Discovering a vaccine against HIV has been a four-decade effort to elicit antibodies that can effectively fight off the virus in its different strains.
Researchers at the Scripps Research Institute (TSRI), International AIDS Vaccine Initiative (IAVI) and the Rockefeller University have developed an experimental vaccine used on mice that can stimulate the immune system activity needed to stop HIV infection, a major brekathrough in developing an effective AIDS vaccine soon.
The research, published June 18, 2015 in the journals Cell and Science, outlines the fact the the currently available vaccines use a dead or inactive version of the disease-causing microbe to trigger antibody production, but immunisations with “native” HIV proteins have failed to produce immune response due to HIV’s ability to evade detection.
So the premise for TSRI researchers was that AIDS vaccine sould consist of a series of related but slightly different proteins called immunogens to train the body to produce neutralising antibodies against HIV — a twist on the traditional “booster” shot, where a person is exposed to the same immunogen multiple times.
The scientists tested one of these proteins, an immunogen called eOD-GT8 60mer, a protein nanoparticle designed to bind and activate B cells needed to fight HIV. It was developed in the Schief lab and tested in mice by the Nemazee lab to produce antibodies that resemble human antibodies.

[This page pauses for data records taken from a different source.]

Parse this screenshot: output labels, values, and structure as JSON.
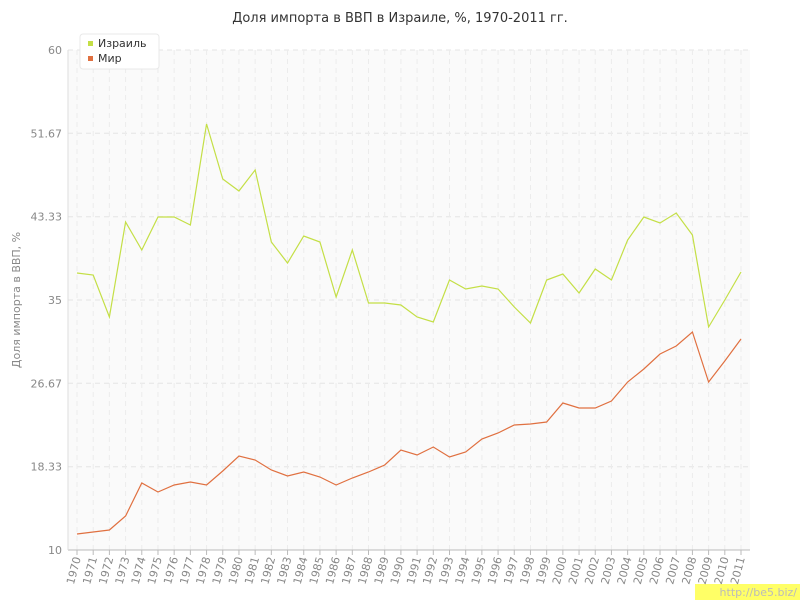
{
  "chart_data": {
    "type": "line",
    "title": "Доля импорта в ВВП в Израиле, %, 1970-2011 гг.",
    "y_label": "Доля импорта в ВВП, %",
    "watermark": "http://be5.biz/",
    "categories": [
      "1970",
      "1971",
      "1972",
      "1973",
      "1974",
      "1975",
      "1976",
      "1977",
      "1978",
      "1979",
      "1980",
      "1981",
      "1982",
      "1983",
      "1984",
      "1985",
      "1986",
      "1987",
      "1988",
      "1989",
      "1990",
      "1991",
      "1992",
      "1993",
      "1994",
      "1995",
      "1996",
      "1997",
      "1998",
      "1999",
      "2000",
      "2001",
      "2002",
      "2003",
      "2004",
      "2005",
      "2006",
      "2007",
      "2008",
      "2009",
      "2010",
      "2011"
    ],
    "series": [
      {
        "name": "Израиль",
        "color": "#c4df46",
        "values": [
          37.7,
          37.5,
          33.3,
          42.8,
          40.0,
          43.3,
          43.3,
          42.5,
          52.6,
          47.1,
          45.9,
          48.0,
          40.8,
          38.7,
          41.4,
          40.8,
          35.3,
          40.0,
          34.7,
          34.7,
          34.5,
          33.3,
          32.8,
          37.0,
          36.1,
          36.4,
          36.1,
          34.3,
          32.7,
          37.0,
          37.6,
          35.7,
          38.1,
          37.0,
          41.0,
          43.3,
          42.7,
          43.7,
          41.5,
          32.3,
          35.0,
          37.8
        ]
      },
      {
        "name": "Мир",
        "color": "#e07040",
        "values": [
          11.6,
          11.8,
          12.0,
          13.4,
          16.7,
          15.8,
          16.5,
          16.8,
          16.5,
          17.9,
          19.4,
          19.0,
          18.0,
          17.4,
          17.8,
          17.3,
          16.5,
          17.2,
          17.8,
          18.5,
          20.0,
          19.5,
          20.3,
          19.3,
          19.8,
          21.1,
          21.7,
          22.5,
          22.6,
          22.8,
          24.7,
          24.2,
          24.2,
          24.9,
          26.8,
          28.1,
          29.6,
          30.4,
          31.8,
          26.8,
          28.9,
          31.1
        ]
      }
    ],
    "ylim": [
      10,
      60
    ],
    "yticks": [
      10,
      18.33,
      26.67,
      35,
      43.33,
      51.67,
      60
    ],
    "grid": true,
    "legend": "top-left"
  }
}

Using a technique called B cell sorting, the researchers showed that immunization with eOD-GT8 60mer produced antibody “precursors” with some of the traits necessary to recognize and block HIV infection. The results showed that eOD-GT8 60mer could be a good candidate to work on an effective HIV vaccine, said researchers.
“The results are pretty spectacular,” said Dennis Burton, chair of the TSRI Department of Immunology and Microbial Science and scientific director of two centers at TSRI, the IAVI Neutralizing Antibody Consortium (NAC) and the National Institutes of Health (NIH) Center for HIV/AIDS Vaccine Immunology and Immunogen Discovery (CHAVI-ID). TSRI Professor David Nemazee, co-researcher said, “The vaccine appears to work well in our mouse model to ‘prime’ the antibody response.”
With eOD-GT8 60mer in the running as a potential contributor to an HIV vaccine, the researchers are now investigating other immunogens that could work in conjunction with it.
Schief said the Nemazee lab’s mouse models will be crucial resources for testing other engineered immunogens. He emphasized the importance of bringing different disciplines together to engineer mouse models, design antibodies and analyze results. “This was a beautiful collaboration of three labs at TSRI,” said Schief.